Famciclovir and valaciclovir differ in the prevention of herpes simplex virus type 1 latency in mice: a quantitative study

Abstract

Famciclovir (FCV) and valaciclovir (VACV) have previously been shown to be potent inhibitors of herpes simplex virus type 1 (HSV-1) in a murine cutaneous model. In the present study, mice were inoculated in the skin of the left ear pinna with herpes simplex virus (HSV) type 1. Antiviral therapy was started on different days postinoculation (p.i.), terminating at the end of day 10 p.i. The compounds were administered twice daily by oral gavage at 50 mg/kg of body weight/dose. Mice were sampled on day 5 p.i., during the acute phase of the infection, and the titers of infectious virus in the target tissues (ear, brain stem, and trigeminal ganglia) were determined. At 2 to 3 months p.i., the ipsilateral and contralateral trigeminal and cervical dorsal root ganglia were explanted, and four different methods were used to detect latent HSV. The methods were (i) conventional explant culture for 5 days followed by homogenization, (ii) long-term culture (up to 73 days) of whole ganglia, followed by homogenization, (iii) dissociation by enzymatic disaggregation and an infectious center assay, and (iv) in situ hybridization to detect latency-associated transcripts (LATs). The conventional explant culture method was the least sensitive method, while in situ staining for LAT was the most sensitive, and all mice, including those treated from early times with FCV, were shown to be latently infected. Significantly less latent virus was detected by all four methods, however, in ganglia obtained from mice that had been treated with FCV in comparison with the amount detected in ganglia from mice that had been treated with VACV. However, in no case was latency completely eliminated.

FIG. 1

Effect of antiviral therapy on the weight gain of HSV-1-infected mice. The skin of the left ear pinna of all mice was inoculated with 10⁵ PFU of HSV-1. FCV or VACV was administered by oral gavage at 50 mg/kg/dose twice daily. Antiviral therapy commenced on day 1, 2, 3, 4, or 5 p.i., with all treatments terminating on day 10 p.i.

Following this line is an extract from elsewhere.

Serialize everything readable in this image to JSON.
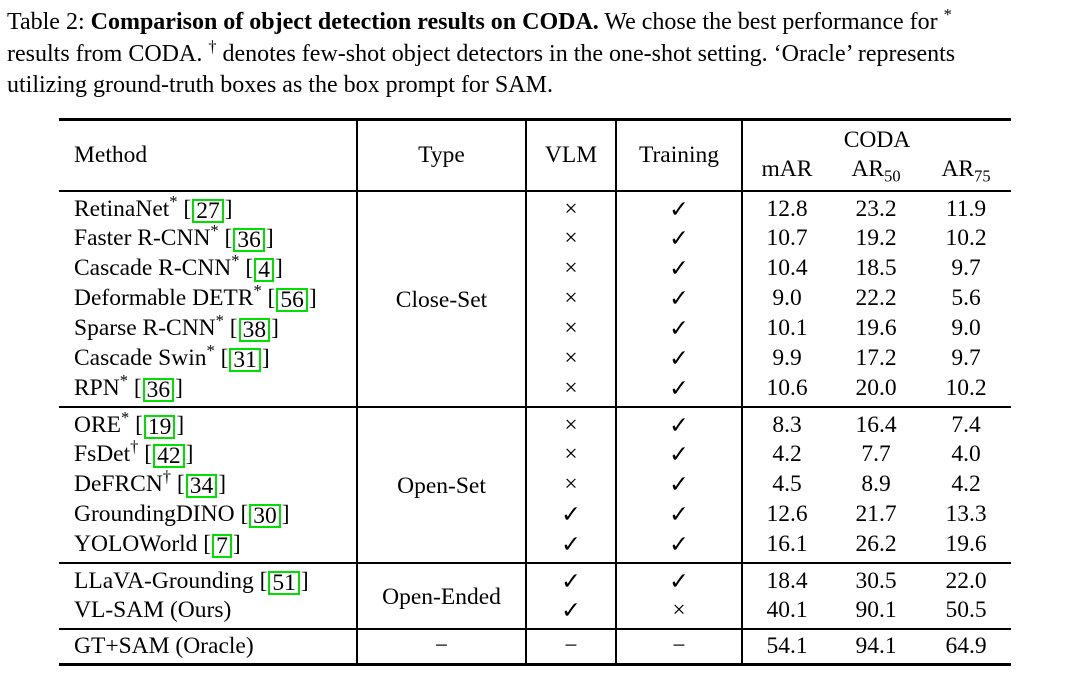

Vertical bars represent standard deviations; error bars have been omitted from those points where the error is very small. (A) FCV-treated mice. (B) VACV-treated mice. ○, uninoculated control; •, infected, untreated control; ⊠, days 1 to 10 p.i.; ▵, days 2 to 10 p.i.; ⊞, days 3 to 10 p.i.; ◊+, days 4 to 10 p.i.; ⊕, days 5 to 10 p.i.

FIG. 2

Detection of latently infected neurons in the trigeminal ganglia by in situ hybridization with a DIG-labelled major LAT riboprobe. Mice were killed 6 to 8 weeks p.i., and 5-μm sections of ganglia were tested as described in the text. (A) Infected, untreated control trigeminal ganglia showing punctate, nuclear staining. (B) Uninfected control trigeminal ganglia. (C) FCV-treated (days 1 to 10) trigeminal ganglia. (D) VACV-treated (days 1 to 10) trigeminal ganglia. Magnifications, ×100.